Bu görev Meclisin değildir, bu görev halktan aldığını halka vermek göreviyle yükümlü olan yasama organının görevi değil; bu görev, olsa olsa, şirketin görevidir, şirketlerin görevidir, kurumların ve kuruluşların görevidir. Bu açıdan, bireysel emekliliğe dair bu anlayış otoriter zihniyetin tezahürüdür, yansımasıdır. Toplumu hiçleştiren, toplum dinamiklerini ve toplumun kaygılarını dikkate almadan çözüm projesi olarak sunulanın, aslında günü kurtarmaya, palyatif çözümlerle toplumun gündemini değiştirmeye dönük bir yaklaşımdır. Bu yaklaşım demokratik değildir, insani değildir, ahlaki değildir.

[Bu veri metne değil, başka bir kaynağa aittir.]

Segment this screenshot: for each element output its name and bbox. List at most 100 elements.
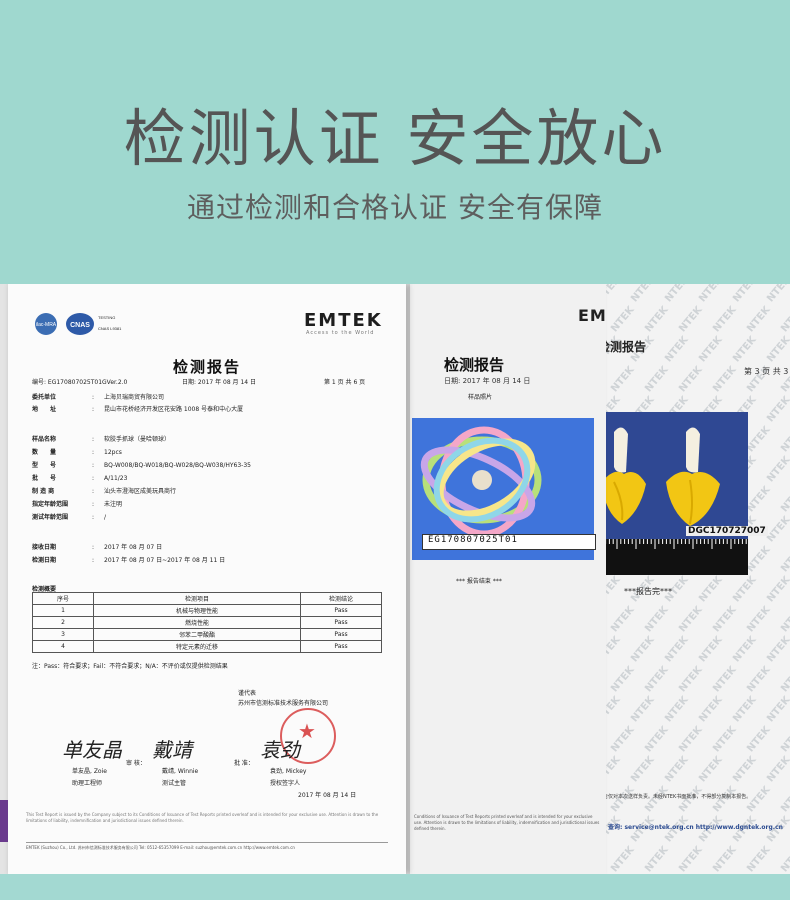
cnas-number: CNAS L9381 <box>98 326 122 331</box>
watermark-text: NTEK <box>765 574 790 605</box>
watermark-text: NTEK <box>711 844 739 874</box>
watermark-text: NTEK <box>663 634 691 665</box>
field-value: BQ-W008/BQ-W018/BQ-W028/BQ-W038/HY63-35 <box>104 462 251 469</box>
handwritten-signature: 戴靖 <box>152 738 192 762</box>
watermark-text: NTEK <box>711 604 739 635</box>
table-header: 序号 <box>32 592 94 605</box>
report-field: 指定年龄范围: 未注明 <box>32 499 122 508</box>
watermark-text: NTEK <box>643 364 671 395</box>
watermark-text: NTEK <box>697 754 725 785</box>
watermark-text: NTEK <box>779 724 790 755</box>
watermark-text: NTEK <box>731 334 759 365</box>
report-end-mark: *** 报告结束 *** <box>456 578 502 585</box>
report-field: 地 址: 昆山市花桥经济开发区花安路 1008 号泰和中心大厦 <box>32 404 243 413</box>
watermark-text: NTEK <box>745 304 773 335</box>
field-value: 未注明 <box>104 501 123 508</box>
watermark-text: NTEK <box>643 724 671 755</box>
emtek-logo: EMTEK <box>304 310 383 331</box>
field-key: 测试年龄范围 <box>32 514 69 521</box>
field-colon: : <box>92 475 95 482</box>
bottom-band <box>0 874 790 900</box>
field-colon: : <box>92 501 95 508</box>
field-value: / <box>104 514 107 521</box>
watermark-text: NTEK <box>677 724 705 755</box>
watermark-text: NTEK <box>711 364 739 395</box>
watermark-text: NTEK <box>779 604 790 635</box>
table-cell: 3 <box>32 628 94 641</box>
table-cell: 燃烧性能 <box>93 616 301 629</box>
report-field: 测试年龄范围: / <box>32 512 106 521</box>
watermark-text: NTEK <box>677 364 705 395</box>
watermark-text: NTEK <box>697 284 725 305</box>
watermark-text: NTEK <box>609 364 637 395</box>
signer-role: 测试主管 <box>162 780 187 787</box>
watermark-text: NTEK <box>643 304 671 335</box>
field-key: 指定年龄范围 <box>32 501 69 508</box>
watermark-text: NTEK <box>643 844 671 874</box>
watermark-text: NTEK <box>677 604 705 635</box>
accreditation-logos: ilac-MRA CNAS TESTING CNAS L9381 <box>34 310 144 342</box>
field-value: 软胶手抓球（曼哈顿球） <box>104 436 171 443</box>
field-colon: : <box>92 449 95 456</box>
table-cell: 2 <box>32 616 94 629</box>
sign-date: 2017 年 08 月 14 日 <box>298 792 357 799</box>
watermark-text: NTEK <box>779 544 790 575</box>
watermark-text: NTEK <box>663 284 691 305</box>
watermark-text: NTEK <box>643 664 671 695</box>
watermark-text: NTEK <box>643 604 671 635</box>
signer-role: 助理工程师 <box>72 780 103 787</box>
table-row: 4 特定元素的迁移 Pass <box>32 640 382 653</box>
signer-name: 袁劲, Mickey <box>270 768 307 775</box>
handwritten-signature: 单友晶 <box>62 738 122 762</box>
watermark-text: NTEK <box>731 754 759 785</box>
watermark-text: NTEK <box>779 664 790 695</box>
report-field: 数 量: 12pcs <box>32 447 122 456</box>
watermark-text: NTEK <box>677 844 705 874</box>
page-counter: 第 3 页 共 3 页 <box>744 367 790 376</box>
report-field: 制 造 商: 汕头市澄海区成美玩具商行 <box>32 486 176 495</box>
watermark-text: NTEK <box>677 664 705 695</box>
report-field: 检测日期: 2017 年 08 月 07 日~2017 年 08 月 11 日 <box>32 555 225 564</box>
field-key: 样品名称 <box>32 436 57 443</box>
watermark-text: NTEK <box>731 574 759 605</box>
report-number: 编号: EG170807025T01GVer.2.0 <box>32 379 128 386</box>
page-subtitle: 通过检测和合格认证 安全有保障 <box>187 191 603 224</box>
table-row: 3 邻苯二甲酸酯 Pass <box>32 628 382 641</box>
watermark-text: NTEK <box>779 304 790 335</box>
seal-star-icon: ★ <box>298 719 316 743</box>
watermark-text: NTEK <box>711 664 739 695</box>
watermark-text: NTEK <box>765 284 790 305</box>
watermark-text: NTEK <box>745 724 773 755</box>
field-key: 委托单位 <box>32 394 57 401</box>
field-colon: : <box>92 406 95 413</box>
table-cell: Pass <box>300 640 382 653</box>
watermark-text: NTEK <box>765 394 790 425</box>
report-end-mark: ***报告完*** <box>624 587 672 596</box>
table-cell: 4 <box>32 640 94 653</box>
watermark-text: NTEK <box>731 634 759 665</box>
watermark-text: NTEK <box>765 514 790 545</box>
field-colon: : <box>92 436 95 443</box>
signer-prefix: 审 核： <box>126 760 146 767</box>
field-value: 昆山市花桥经济开发区花安路 1008 号泰和中心大厦 <box>104 406 244 413</box>
field-value: 汕头市澄海区成美玩具商行 <box>104 488 177 495</box>
table-cell: 邻苯二甲酸酯 <box>93 628 301 641</box>
field-key: 制 造 商 <box>32 488 55 495</box>
table-cell: Pass <box>300 628 382 641</box>
field-colon: : <box>92 557 95 564</box>
field-key: 批 号 <box>32 475 57 482</box>
handwritten-signature: 袁劲 <box>260 738 300 762</box>
report-title: 检测报告 <box>172 358 241 376</box>
brand-logo: EM <box>578 306 607 325</box>
binder-tab <box>0 800 8 842</box>
field-value: 2017 年 08 月 07 日 <box>104 544 163 551</box>
table-cell: 特定元素的迁移 <box>93 640 301 653</box>
field-key: 接收日期 <box>32 544 57 551</box>
watermark-text: NTEK <box>731 284 759 305</box>
report-date: 日期: 2017 年 08 月 14 日 <box>182 379 257 386</box>
summary-note: 注：Pass：符合要求；Fail：不符合要求；N/A：不评价或仅提供检测结果 <box>32 663 228 670</box>
watermark-text: NTEK <box>697 634 725 665</box>
watermark-text: NTEK <box>609 724 637 755</box>
field-key: 地 址 <box>32 406 57 413</box>
cnas-logo-text: CNAS <box>70 322 90 329</box>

Sorun, işsizliği, yoksulluğu, sefaleti aşma, giderme sorunudur. Sorun, tarım ve hayvancılık ülkesi olan Türkiye'yi tarıma ve hayvancılığa dayalı üretim, istihdam kaynaklarını, yatırımlarını geliştirme, büyütme sorunudur ve ancak o noktada insanlar, emeğiyle, çabası ve faaliyetiyle ürettiğini paylaşabilme, ortaklaşabilme olanağına sahip olmuş olabilir. Onun üzerinden, bireysel ve toplumsal tasarruflarını, hak olarak kendisine verileni biçimlendirebilir, şekillendirebilir. Ötesi, merkezîleşmiş, devletçi, hiyerarşik, iktidarcı yapıların, halk adına, toplum adına birikimlerine birilerinin aracılığı üzerinden el koymaktır. Ötesi, toplumun temel dinamiklerini sürece katmadan, katılımcı demokrasinin gereği olan, bu işten fayda gören ya da zarar görecek olanların kararlaşma süreçlerine dâhil edilmeden, onlara rağmen onların iradesini kırmaya dönük bir yaklaşımdır. Bu yaklaşım da, "Egemenlik kayıtsız, şartsızdır." ibaresini her gün hissederek söylediğimiz Meclisin görevi de, sorumluluğu da değildir; bu ancak ve ancak -demin söylediğim şekliyle- monarşik devletlerin otoriter devlet zihniyetinin yansımasıdır. Bu yansıma, demokratik hukuk devletinin, insan hak ve hürriyetlerine dayalı bir hukuk devletinin görevi değildir, onun yasama organının görevi değildir diyor, hepinizi bir kez daha saygıyla selamlıyorum. (BDP sıralarından alkışlar)

BAŞKAN - Teşekkür ederim Sayın Çelik.